Jeff Birchfield • Dec 20, 2018 at 12:22 AM

BRISTOL — Bristol Motor Speedway announced Wednesday an agreement with Formosa Productions Inc. to explore bringing major NASCAR racing events to Nashville Fairgrounds Speedway.

The track, which is the second oldest continuously operated race track in America behind only the Milwaukee Mile, held its first race on June 14, 1904. The property hosted 42 NASCAR Cup Series races from 1958-94 with Richard Petty winning nine races and Franklin resident Darrell Waltrip scoring eight victories. The track was also the site of nine Xfinity Series races from 1984-2000 and five Truck Series races from 1996-2000.

In recent years, the track has hosted a limited schedule for local racers and special Late Model events, including the prestigious All-American 400 with the 34th edition scheduled for April 13-14, 2019.

Formosa Productions has a multi-year contract with the Metro Nashville Board of Fair Commissioners to promote and manage the Nashville Fairgrounds Speedway and operate a liTennmited number of local racing events.

BMS and Formosa Productions, which will continue to lead local racing efforts, have signed a contract to work on a long-range plan of significant track improvements and high-profile race events that could include NASCAR events upon the facility meeting standards.

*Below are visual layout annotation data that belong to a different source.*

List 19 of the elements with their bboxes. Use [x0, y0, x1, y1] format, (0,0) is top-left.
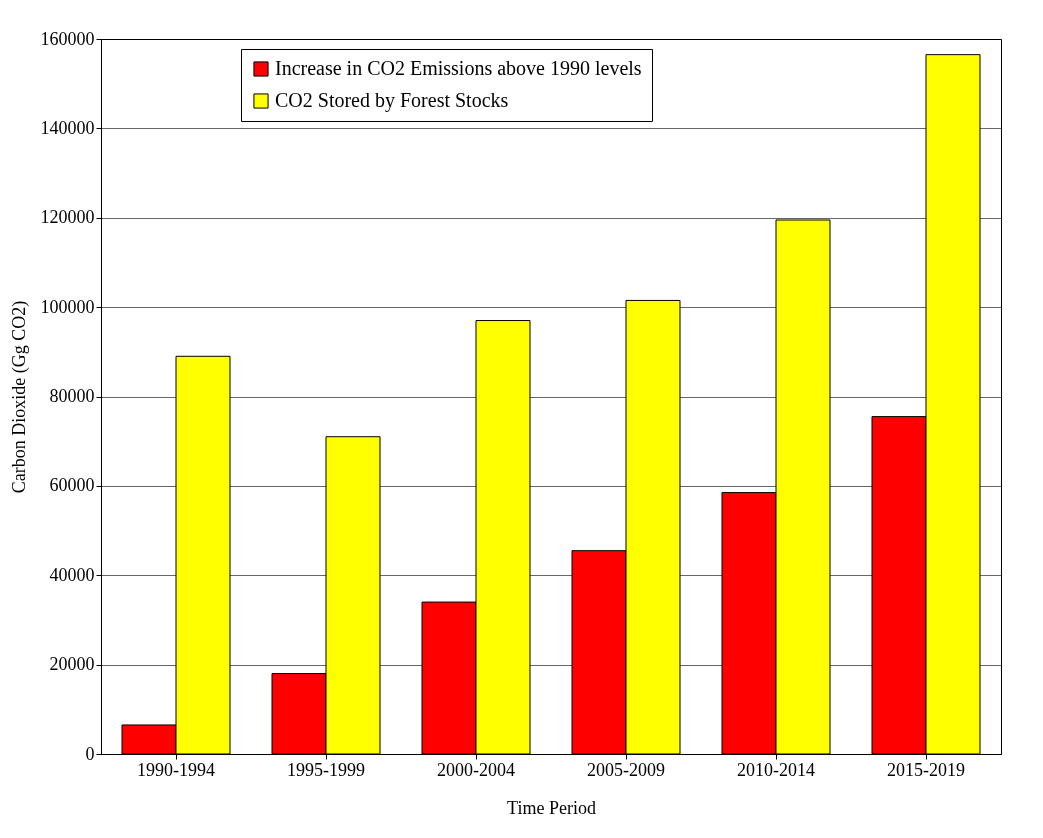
y-tick-label: 40000	[49, 564, 95, 585]
y-axis-title: Carbon Dioxide (Gg CO2)	[8, 300, 30, 494]
legend-label: Increase in CO2 Emissions above 1990 levels	[275, 57, 642, 79]
x-tick-label: 1995-1999	[287, 759, 365, 780]
x-tick-label: 1990-1994	[137, 759, 215, 780]
y-tick-label: 140000	[40, 117, 95, 138]
legend-label: CO2 Stored by Forest Stocks	[275, 89, 509, 112]
x-tick-label: 2005-2009	[587, 759, 665, 780]
y-tick-label: 80000	[49, 386, 95, 406]
x-tick-label: 2000-2004	[437, 759, 515, 780]
y-tick-label: 160000	[40, 28, 95, 49]
x-tick-label: 2010-2014	[737, 759, 815, 780]
y-tick-label: 100000	[40, 296, 95, 317]
y-tick-label: 60000	[49, 475, 95, 496]
y-tick-label: 120000	[40, 207, 95, 228]
x-axis-title: Time Period	[507, 797, 596, 818]
y-tick-label: 0	[85, 743, 95, 764]
x-tick-label: 2015-2019	[887, 759, 965, 780]
y-tick-label: 20000	[49, 654, 95, 675]
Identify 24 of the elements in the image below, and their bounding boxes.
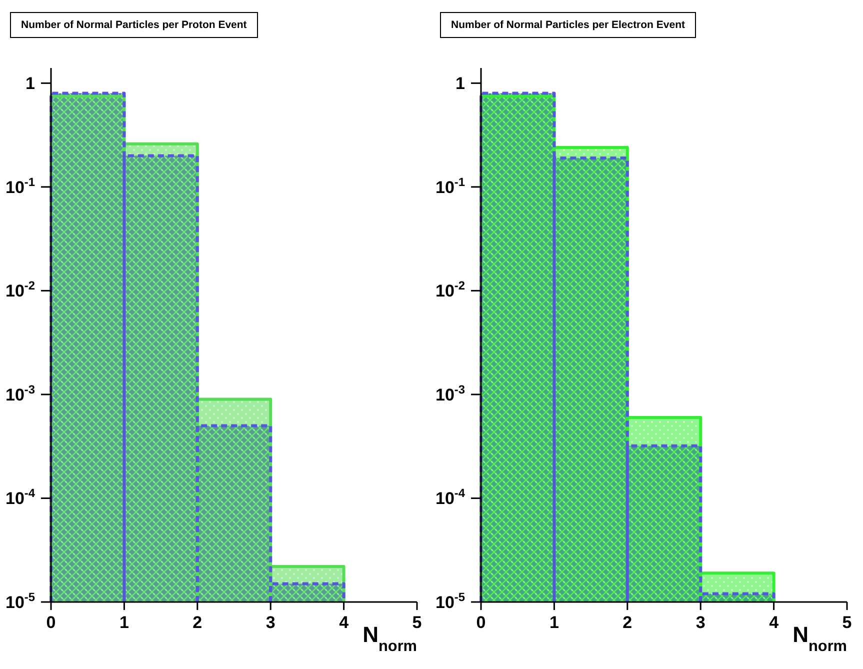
y-tick-label: 10$^{-2}$ xyxy=(6,278,36,301)
x-tick-label: 0 xyxy=(46,613,56,632)
x-tick-label: 3 xyxy=(696,613,706,632)
y-tick-label: 1 xyxy=(26,74,35,94)
y-tick-label: 10$^{-4}$ xyxy=(6,486,36,508)
y-tick-label: 10$^{-5}$ xyxy=(436,590,466,612)
y-tick-label: 10$^{-4}$ xyxy=(436,486,466,508)
x-tick-label: 4 xyxy=(769,613,780,632)
x-tick-label: 4 xyxy=(339,613,350,632)
y-tick-label: 10$^{-3}$ xyxy=(436,382,466,404)
chart-title: Number of Normal Particles per Proton Event xyxy=(10,12,258,38)
x-tick-label: 3 xyxy=(266,613,276,632)
x-tick-label: 0 xyxy=(476,613,486,632)
y-tick-label: 10$^{-3}$ xyxy=(6,382,36,404)
y-tick-label: 10$^{-1}$ xyxy=(436,174,466,197)
y-tick-label: 10$^{-2}$ xyxy=(436,278,466,301)
chart-title: Number of Normal Particles per Electron Event xyxy=(440,12,696,38)
x-tick-label: 2 xyxy=(192,613,202,632)
x-tick-label: 1 xyxy=(549,613,559,632)
x-tick-label: 1 xyxy=(119,613,129,632)
y-tick-label: 10$^{-5}$ xyxy=(6,590,36,612)
y-tick-label: 1 xyxy=(456,74,465,94)
y-tick-label: 10$^{-1}$ xyxy=(6,174,36,197)
x-tick-label: 2 xyxy=(622,613,632,632)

“This is terrific news for fans of racing and drivers all across the country and will bring a brighter future for Nashville Fairgrounds,” said Tony Formosa, president of Formosa Productions. “I’m excited to work with Bruton and Marcus Smith and the Bristol team, who I feel will bring this historic facility back to where it belongs. Today marks an exciting new beginning for the Fairgrounds Speedway Nashville.”

The racing history at the Fairgrounds dates back to the 1800s when it was the site of horse racing. It has been reported in recent months of hopes bringing the Xfinity and Truck Series back to Music City, which has been without a major racing series since the Nashville Superspeedway in nearby Gladeville hosted its last NASCAR races in 2011.

“Tony and our team both see the same bright future for Fairgrounds Speedway,” said Jerry Caldwell, executive vice president and general manager of Bristol Motor Speedway. “Nashville has a special reputation as one of the most exciting tracks in the history of motorsports, and the region has a remarkably large and passionate fan base.

“The motorsports industry — the sanctioning bodies, drivers and race teams — is excited about Nashville’s potential to be a regular site for major events. With Metro supportive of that vision, we are eager to start working tomorrow with the city, Tony and other stakeholders at the Fairgrounds and beyond to develop a first-class racing facility and program.”